There is, accordingly, no case made out for grant of any relief in terms of prayer clause D-1 of this Petition. 19. The relief in terms of prayer clause D-2 of the Petition is also far from clear. In any case, there is no question of grant of any declaratory relief in a vacuum. This is not a case where the Petitioner has instituted some proceedings for breach of contract or otherwise before some competent forum and Respondents No.3 and 4 have claimed or have been granted any immunity based on the provisions of Section 79 of the Information Technology Act or otherwise. Possibly, in such proceedings, some issue can arise as to whether there is compliance with the provisions of Section 79(2) of the Information Technology Act or the applicability of the provisions in Section 79(3) of the Information Technology Act as read down by the Hon'ble Supreme Court in Shreya Singhal (supra). Based on the sketchy and unclear pleadings in this matter, however, there is no case made out for grant of any declaratory relief in this Petition. 20. Even, otherwise, Mr.

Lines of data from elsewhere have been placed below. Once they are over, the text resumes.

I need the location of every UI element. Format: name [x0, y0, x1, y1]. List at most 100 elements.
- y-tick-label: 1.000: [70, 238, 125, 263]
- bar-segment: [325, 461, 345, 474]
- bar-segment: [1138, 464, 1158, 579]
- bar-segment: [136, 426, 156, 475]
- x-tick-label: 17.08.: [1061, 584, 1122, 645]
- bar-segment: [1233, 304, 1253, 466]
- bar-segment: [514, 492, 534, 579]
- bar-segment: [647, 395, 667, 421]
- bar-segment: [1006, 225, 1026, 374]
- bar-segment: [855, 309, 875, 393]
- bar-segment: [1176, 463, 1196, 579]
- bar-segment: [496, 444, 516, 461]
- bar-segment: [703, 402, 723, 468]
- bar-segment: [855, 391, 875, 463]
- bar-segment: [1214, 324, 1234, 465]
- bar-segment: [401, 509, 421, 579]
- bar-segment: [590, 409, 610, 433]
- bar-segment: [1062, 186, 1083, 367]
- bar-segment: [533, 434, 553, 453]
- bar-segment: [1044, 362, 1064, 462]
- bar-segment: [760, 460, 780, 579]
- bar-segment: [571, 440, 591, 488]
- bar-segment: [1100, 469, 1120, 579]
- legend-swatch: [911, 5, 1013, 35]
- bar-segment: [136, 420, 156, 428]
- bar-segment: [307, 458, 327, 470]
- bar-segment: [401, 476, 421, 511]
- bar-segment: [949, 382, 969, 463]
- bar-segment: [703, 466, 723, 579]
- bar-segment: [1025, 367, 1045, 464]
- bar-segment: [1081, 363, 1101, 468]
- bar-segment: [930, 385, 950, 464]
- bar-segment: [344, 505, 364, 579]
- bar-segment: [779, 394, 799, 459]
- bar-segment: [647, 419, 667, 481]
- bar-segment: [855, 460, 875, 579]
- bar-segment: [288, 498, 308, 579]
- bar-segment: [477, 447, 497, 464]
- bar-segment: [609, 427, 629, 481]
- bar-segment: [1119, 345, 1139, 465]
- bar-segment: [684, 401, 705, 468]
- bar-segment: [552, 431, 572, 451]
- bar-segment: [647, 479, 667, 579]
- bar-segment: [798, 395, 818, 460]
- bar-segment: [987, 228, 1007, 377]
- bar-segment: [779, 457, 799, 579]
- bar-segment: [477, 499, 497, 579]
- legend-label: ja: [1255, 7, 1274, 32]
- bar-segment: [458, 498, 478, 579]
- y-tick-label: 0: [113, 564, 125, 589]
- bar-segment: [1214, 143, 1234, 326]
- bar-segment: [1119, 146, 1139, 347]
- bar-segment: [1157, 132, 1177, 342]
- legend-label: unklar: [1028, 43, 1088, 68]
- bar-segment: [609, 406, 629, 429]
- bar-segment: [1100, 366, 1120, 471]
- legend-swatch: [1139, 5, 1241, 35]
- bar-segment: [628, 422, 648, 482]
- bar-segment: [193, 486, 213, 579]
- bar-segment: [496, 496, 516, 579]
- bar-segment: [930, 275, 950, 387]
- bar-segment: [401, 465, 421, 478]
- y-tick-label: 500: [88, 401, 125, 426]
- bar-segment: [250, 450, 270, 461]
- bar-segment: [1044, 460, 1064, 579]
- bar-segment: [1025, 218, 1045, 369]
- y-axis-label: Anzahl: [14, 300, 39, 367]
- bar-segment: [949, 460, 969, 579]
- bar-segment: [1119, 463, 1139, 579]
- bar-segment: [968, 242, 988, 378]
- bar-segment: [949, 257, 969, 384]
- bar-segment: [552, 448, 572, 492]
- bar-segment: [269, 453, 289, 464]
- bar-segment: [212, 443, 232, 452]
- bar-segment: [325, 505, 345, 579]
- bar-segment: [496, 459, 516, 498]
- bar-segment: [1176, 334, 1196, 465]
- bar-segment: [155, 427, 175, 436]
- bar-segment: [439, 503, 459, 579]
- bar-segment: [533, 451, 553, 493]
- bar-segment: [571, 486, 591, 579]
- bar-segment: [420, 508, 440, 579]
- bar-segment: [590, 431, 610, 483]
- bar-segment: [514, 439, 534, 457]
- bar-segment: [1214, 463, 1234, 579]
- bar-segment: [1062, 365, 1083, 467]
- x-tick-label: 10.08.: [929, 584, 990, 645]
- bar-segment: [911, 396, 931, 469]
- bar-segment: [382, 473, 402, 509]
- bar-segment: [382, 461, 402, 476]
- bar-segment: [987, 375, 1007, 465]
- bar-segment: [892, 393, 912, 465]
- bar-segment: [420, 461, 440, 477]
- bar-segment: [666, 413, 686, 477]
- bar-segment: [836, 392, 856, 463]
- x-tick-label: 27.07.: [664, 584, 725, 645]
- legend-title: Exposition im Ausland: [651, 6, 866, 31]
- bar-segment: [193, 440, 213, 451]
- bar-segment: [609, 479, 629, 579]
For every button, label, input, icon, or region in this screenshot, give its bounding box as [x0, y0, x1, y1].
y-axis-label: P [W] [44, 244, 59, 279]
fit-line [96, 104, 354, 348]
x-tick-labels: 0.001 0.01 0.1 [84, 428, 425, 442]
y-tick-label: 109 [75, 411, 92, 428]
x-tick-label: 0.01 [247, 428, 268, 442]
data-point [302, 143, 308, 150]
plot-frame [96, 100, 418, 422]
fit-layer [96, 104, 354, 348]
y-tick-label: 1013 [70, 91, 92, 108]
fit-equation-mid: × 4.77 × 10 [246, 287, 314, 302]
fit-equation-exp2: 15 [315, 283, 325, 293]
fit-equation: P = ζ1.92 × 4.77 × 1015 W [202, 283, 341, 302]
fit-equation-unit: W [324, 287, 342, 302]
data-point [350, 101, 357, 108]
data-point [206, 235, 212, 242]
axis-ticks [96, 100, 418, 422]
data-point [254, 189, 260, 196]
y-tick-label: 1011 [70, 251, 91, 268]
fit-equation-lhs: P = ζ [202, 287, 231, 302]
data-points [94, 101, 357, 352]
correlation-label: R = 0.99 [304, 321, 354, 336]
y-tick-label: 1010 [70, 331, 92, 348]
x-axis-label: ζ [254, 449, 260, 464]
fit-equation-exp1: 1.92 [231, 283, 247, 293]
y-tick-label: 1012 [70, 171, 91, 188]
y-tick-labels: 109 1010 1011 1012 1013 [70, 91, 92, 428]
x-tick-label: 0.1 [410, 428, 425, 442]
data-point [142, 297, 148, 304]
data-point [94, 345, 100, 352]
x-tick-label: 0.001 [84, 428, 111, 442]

Punalekar was unable to point out any provision under the Information Technology Act, based on which the Petitioner could insist on maintaining a Facebook page on the platform provided by Respondents No.3 and 4, without agreeing to be bound by the contractual terms that may have been proposed. If, according to the Petitioner, there is some breach of contractual relationship involved in the blocking of the Petitioner's Facebook page by Respondents No.3 and 4, then, it is for Respondents No.3 and 4 to take appropriate steps before the appropriate forum to secure redress. But, a Petition under Article 226 of the Constitution of India may not be an appropriate remedy for this purpose. 21. For all the aforesaid reasons, this Petition is liable to be dismissed and is, hereby, dismissed. There shall be no order as to costs.